Junky é fabuloso por vários motivos. O primeiro, a narrativa amoral e distanciada do narrador, um certo Bill (?), nascido de boa família do Centro Oeste americano, que nos informa — com secura literária de deixar Hemingway com cara de mocinha — de sua condição, um junky no final dos anos 1940 e início dos 1950 nos Estados Unidos e no México (para onde Bill foge atrás de junk quando a barra pesa com a justiça americana). Contribuem para a força do texto a ironia agulheada do autor e seu conhecimento prático de drogas químicas, ervas rituais, alucinógenos, barbitúricos e afins.

É sabido que Burroughs, além de grande escritor, foi notório consumidor de drogas e matou acidentalmente (?) a esposa com um tiro na cabeça durante uma bebedeira no México, o que talvez ajude a entender a intrigante — às vezes irritante — misoginia de Junky.

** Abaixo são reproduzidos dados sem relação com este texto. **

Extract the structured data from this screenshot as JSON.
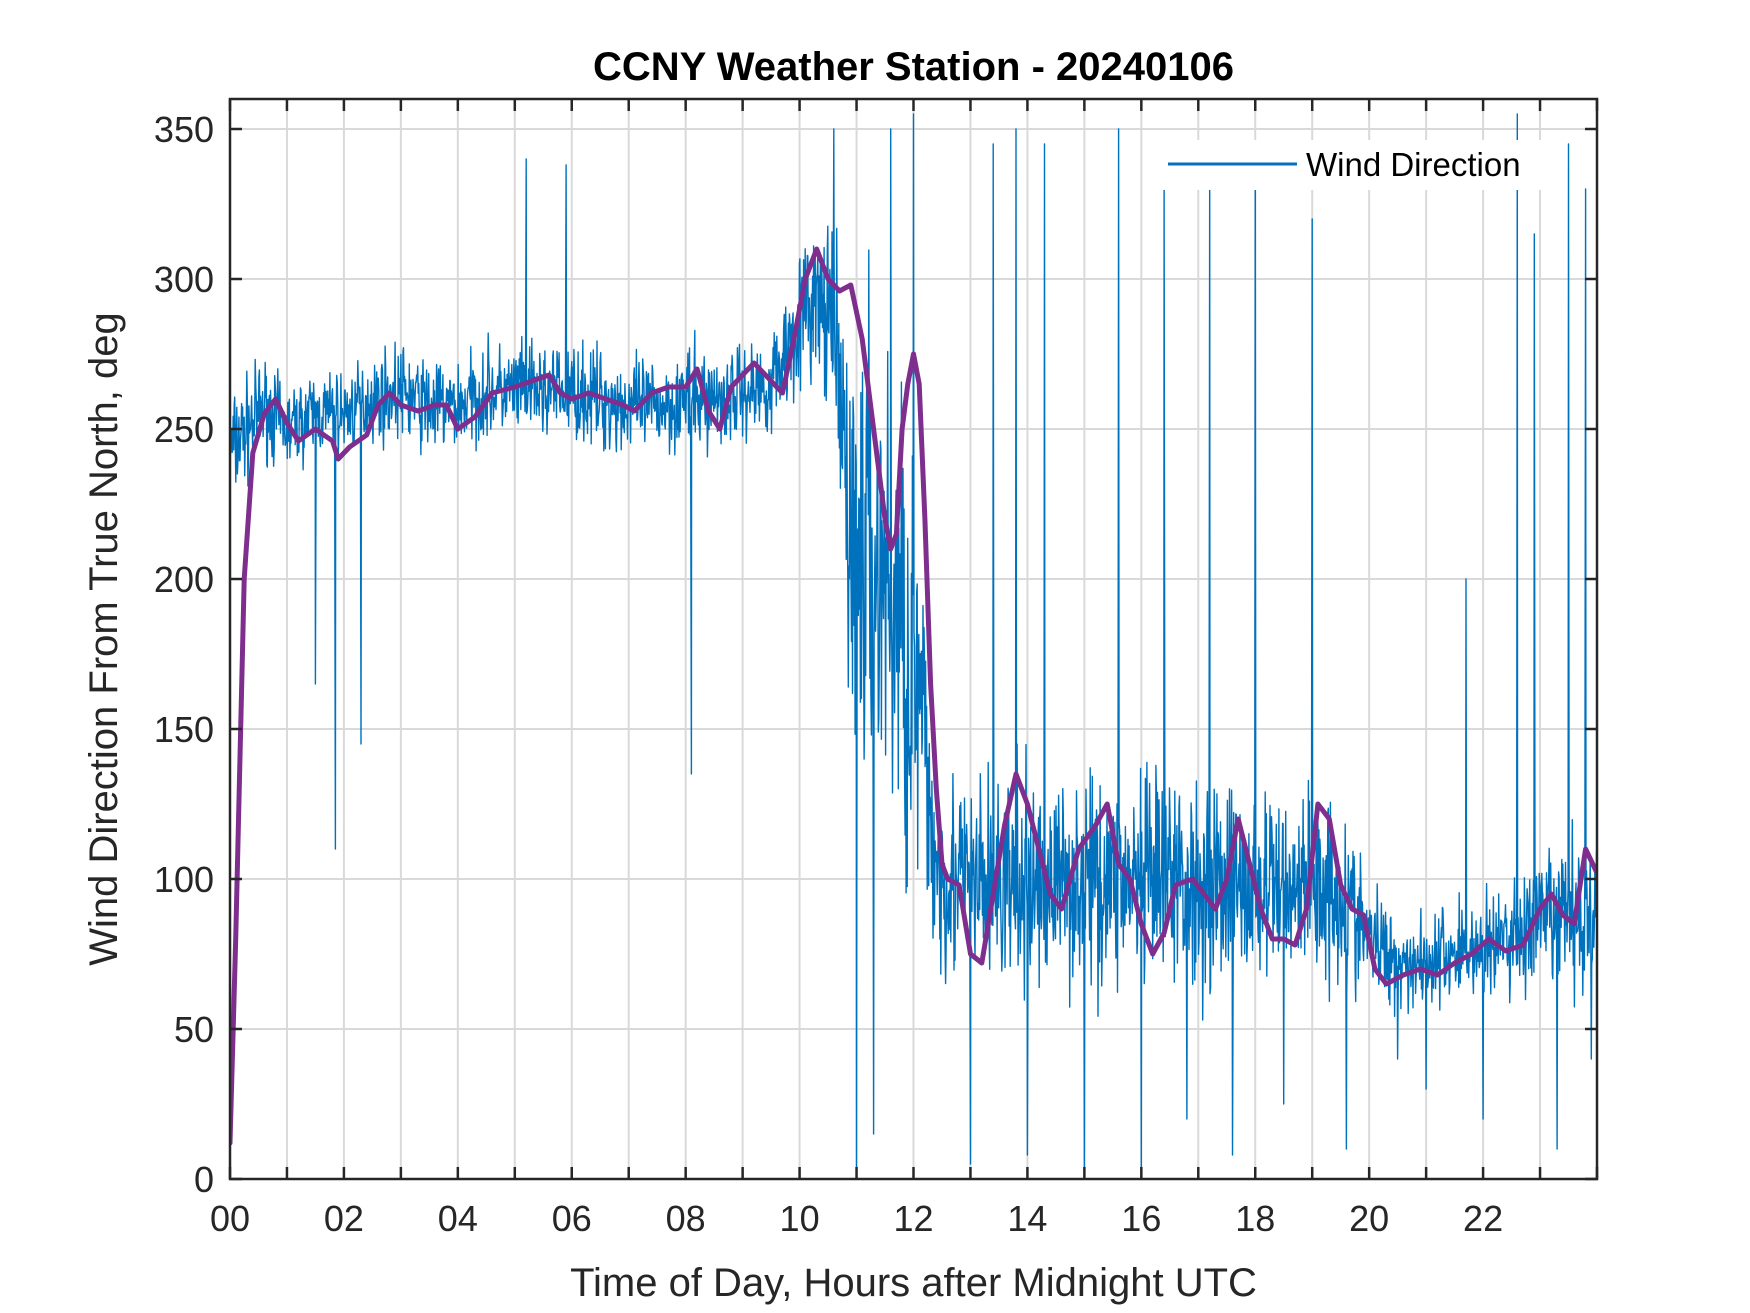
{
  "chart_data": {
    "type": "line",
    "title": "CCNY Weather Station - 20240106",
    "xlabel": "Time of Day, Hours after Midnight UTC",
    "ylabel": "Wind Direction From True North, deg",
    "xlim": [
      0,
      24
    ],
    "ylim": [
      0,
      360
    ],
    "x_ticks": [
      0,
      2,
      4,
      6,
      8,
      10,
      12,
      14,
      16,
      18,
      20,
      22
    ],
    "x_tick_labels": [
      "00",
      "02",
      "04",
      "06",
      "08",
      "10",
      "12",
      "14",
      "16",
      "18",
      "20",
      "22"
    ],
    "y_ticks": [
      0,
      50,
      100,
      150,
      200,
      250,
      300,
      350
    ],
    "y_tick_labels": [
      "0",
      "50",
      "100",
      "150",
      "200",
      "250",
      "300",
      "350"
    ],
    "grid": true,
    "legend_position": "top-right",
    "series": [
      {
        "name": "Wind Direction",
        "color": "#0072BD",
        "style": "thin noisy raw samples",
        "envelope": {
          "x": [
            0,
            0.3,
            0.6,
            1,
            1.5,
            2,
            2.5,
            3,
            3.5,
            4,
            4.5,
            5,
            5.5,
            6,
            6.5,
            7,
            7.5,
            8,
            8.5,
            9,
            9.5,
            10,
            10.3,
            10.6,
            10.9,
            11.2,
            11.5,
            11.8,
            12.1,
            12.4,
            12.7,
            13,
            13.3,
            13.7,
            14,
            14.5,
            15,
            15.5,
            16,
            16.5,
            17,
            17.5,
            18,
            18.5,
            19,
            19.5,
            20,
            20.5,
            21,
            21.5,
            22,
            22.5,
            23,
            23.5,
            24
          ],
          "lo": [
            215,
            225,
            235,
            230,
            235,
            235,
            240,
            240,
            235,
            235,
            240,
            240,
            240,
            240,
            235,
            235,
            235,
            235,
            235,
            240,
            240,
            255,
            255,
            240,
            110,
            90,
            80,
            60,
            60,
            50,
            50,
            45,
            45,
            45,
            45,
            50,
            50,
            50,
            45,
            50,
            45,
            50,
            50,
            55,
            55,
            50,
            50,
            50,
            50,
            50,
            50,
            50,
            50,
            50,
            50
          ],
          "hi": [
            270,
            275,
            280,
            270,
            275,
            275,
            280,
            285,
            280,
            280,
            285,
            285,
            285,
            285,
            285,
            280,
            280,
            285,
            285,
            285,
            290,
            320,
            330,
            325,
            320,
            325,
            320,
            310,
            250,
            160,
            150,
            150,
            150,
            150,
            150,
            150,
            150,
            150,
            150,
            150,
            150,
            150,
            140,
            140,
            145,
            140,
            110,
            95,
            95,
            100,
            105,
            110,
            120,
            125,
            125
          ]
        },
        "spikes": [
          {
            "x": 1.85,
            "y": 110
          },
          {
            "x": 2.3,
            "y": 145
          },
          {
            "x": 1.5,
            "y": 165
          },
          {
            "x": 5.2,
            "y": 340
          },
          {
            "x": 5.9,
            "y": 338
          },
          {
            "x": 8.1,
            "y": 135
          },
          {
            "x": 10.6,
            "y": 350
          },
          {
            "x": 11.0,
            "y": 2
          },
          {
            "x": 11.3,
            "y": 15
          },
          {
            "x": 11.6,
            "y": 350
          },
          {
            "x": 12.0,
            "y": 355
          },
          {
            "x": 13.0,
            "y": 5
          },
          {
            "x": 13.4,
            "y": 345
          },
          {
            "x": 13.8,
            "y": 350
          },
          {
            "x": 14.0,
            "y": 8
          },
          {
            "x": 14.3,
            "y": 345
          },
          {
            "x": 15.0,
            "y": 3
          },
          {
            "x": 15.6,
            "y": 350
          },
          {
            "x": 16.0,
            "y": 2
          },
          {
            "x": 16.4,
            "y": 335
          },
          {
            "x": 16.8,
            "y": 20
          },
          {
            "x": 17.2,
            "y": 340
          },
          {
            "x": 17.6,
            "y": 8
          },
          {
            "x": 18.0,
            "y": 345
          },
          {
            "x": 18.5,
            "y": 25
          },
          {
            "x": 19.0,
            "y": 320
          },
          {
            "x": 19.6,
            "y": 10
          },
          {
            "x": 20.5,
            "y": 40
          },
          {
            "x": 21.0,
            "y": 30
          },
          {
            "x": 21.7,
            "y": 200
          },
          {
            "x": 22.0,
            "y": 20
          },
          {
            "x": 22.6,
            "y": 355
          },
          {
            "x": 22.9,
            "y": 315
          },
          {
            "x": 23.3,
            "y": 10
          },
          {
            "x": 23.5,
            "y": 345
          },
          {
            "x": 23.8,
            "y": 330
          },
          {
            "x": 23.9,
            "y": 40
          }
        ]
      },
      {
        "name": "",
        "color": "#7E2F8E",
        "style": "thick running mean",
        "points": [
          [
            0,
            12
          ],
          [
            0.1,
            80
          ],
          [
            0.25,
            200
          ],
          [
            0.4,
            242
          ],
          [
            0.6,
            255
          ],
          [
            0.8,
            260
          ],
          [
            1.0,
            252
          ],
          [
            1.2,
            246
          ],
          [
            1.5,
            250
          ],
          [
            1.8,
            246
          ],
          [
            1.9,
            240
          ],
          [
            2.1,
            244
          ],
          [
            2.4,
            248
          ],
          [
            2.6,
            258
          ],
          [
            2.8,
            262
          ],
          [
            3.0,
            258
          ],
          [
            3.3,
            256
          ],
          [
            3.6,
            258
          ],
          [
            3.8,
            258
          ],
          [
            4.0,
            250
          ],
          [
            4.3,
            254
          ],
          [
            4.6,
            262
          ],
          [
            5.0,
            264
          ],
          [
            5.3,
            266
          ],
          [
            5.6,
            268
          ],
          [
            5.8,
            262
          ],
          [
            6.0,
            260
          ],
          [
            6.3,
            262
          ],
          [
            6.6,
            260
          ],
          [
            6.9,
            258
          ],
          [
            7.1,
            256
          ],
          [
            7.4,
            262
          ],
          [
            7.7,
            264
          ],
          [
            8.0,
            264
          ],
          [
            8.2,
            270
          ],
          [
            8.4,
            256
          ],
          [
            8.6,
            250
          ],
          [
            8.8,
            264
          ],
          [
            9.0,
            268
          ],
          [
            9.2,
            272
          ],
          [
            9.5,
            266
          ],
          [
            9.7,
            262
          ],
          [
            9.9,
            280
          ],
          [
            10.1,
            300
          ],
          [
            10.3,
            310
          ],
          [
            10.5,
            300
          ],
          [
            10.7,
            296
          ],
          [
            10.9,
            298
          ],
          [
            11.1,
            280
          ],
          [
            11.3,
            250
          ],
          [
            11.5,
            220
          ],
          [
            11.6,
            210
          ],
          [
            11.7,
            215
          ],
          [
            11.8,
            250
          ],
          [
            11.9,
            265
          ],
          [
            12.0,
            275
          ],
          [
            12.1,
            265
          ],
          [
            12.2,
            220
          ],
          [
            12.3,
            165
          ],
          [
            12.4,
            130
          ],
          [
            12.5,
            105
          ],
          [
            12.6,
            100
          ],
          [
            12.8,
            98
          ],
          [
            13.0,
            75
          ],
          [
            13.2,
            72
          ],
          [
            13.4,
            95
          ],
          [
            13.6,
            118
          ],
          [
            13.8,
            135
          ],
          [
            14.0,
            125
          ],
          [
            14.2,
            110
          ],
          [
            14.4,
            95
          ],
          [
            14.6,
            90
          ],
          [
            14.9,
            110
          ],
          [
            15.2,
            118
          ],
          [
            15.4,
            125
          ],
          [
            15.6,
            105
          ],
          [
            15.8,
            100
          ],
          [
            16.0,
            85
          ],
          [
            16.2,
            75
          ],
          [
            16.4,
            82
          ],
          [
            16.6,
            98
          ],
          [
            16.9,
            100
          ],
          [
            17.1,
            95
          ],
          [
            17.3,
            90
          ],
          [
            17.5,
            100
          ],
          [
            17.7,
            120
          ],
          [
            17.9,
            105
          ],
          [
            18.1,
            90
          ],
          [
            18.3,
            80
          ],
          [
            18.5,
            80
          ],
          [
            18.7,
            78
          ],
          [
            18.9,
            90
          ],
          [
            19.1,
            125
          ],
          [
            19.3,
            120
          ],
          [
            19.5,
            98
          ],
          [
            19.7,
            90
          ],
          [
            19.9,
            88
          ],
          [
            20.1,
            70
          ],
          [
            20.3,
            65
          ],
          [
            20.6,
            68
          ],
          [
            20.9,
            70
          ],
          [
            21.2,
            68
          ],
          [
            21.5,
            72
          ],
          [
            21.8,
            75
          ],
          [
            22.1,
            80
          ],
          [
            22.4,
            76
          ],
          [
            22.7,
            78
          ],
          [
            23.0,
            90
          ],
          [
            23.2,
            95
          ],
          [
            23.4,
            88
          ],
          [
            23.6,
            85
          ],
          [
            23.8,
            110
          ],
          [
            24.0,
            102
          ]
        ]
      }
    ]
  }
}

Mas o fato que mais me chamou a atenção na releitura do texto, paradoxalmente, não foi o aspecto literário, ou estético. O que surpreende no livro, e que censores e moralistas nos últimos sessenta anos nunca perceberam, é seu teor, talvez involuntário, antidrogas. Difícil alguém que não seja um dependente terminar a leitura de Junky seco por um pico (ou mesmo por uma cafungada). É claro que o texto transpira revolta contra ações policiais e criminalização de drogas e desperta simpatia pela ideia de que liberdade individual deve prevalecer sobre leis impostas por moralismo e interesses políticos. Mas as descrições cirúrgicas das agruras dos viciados quando privados da droga são de virar o estômago. Junky devia ser adotado em escolas (e tribunais e hospitais) como um livro esclarecedor sobre o uso de drogas pesadas (e de drogas leves também). Ou talvez, numa visão menos otimista, o livro simplesmente revela que não há tratamento para a miséria humana. Numa passagem, Bill admite que em certo estágio do vício, o único “barato” da droga é evitar o desespero da abstinência e a vida do junky se resume a garantir a próxima picada.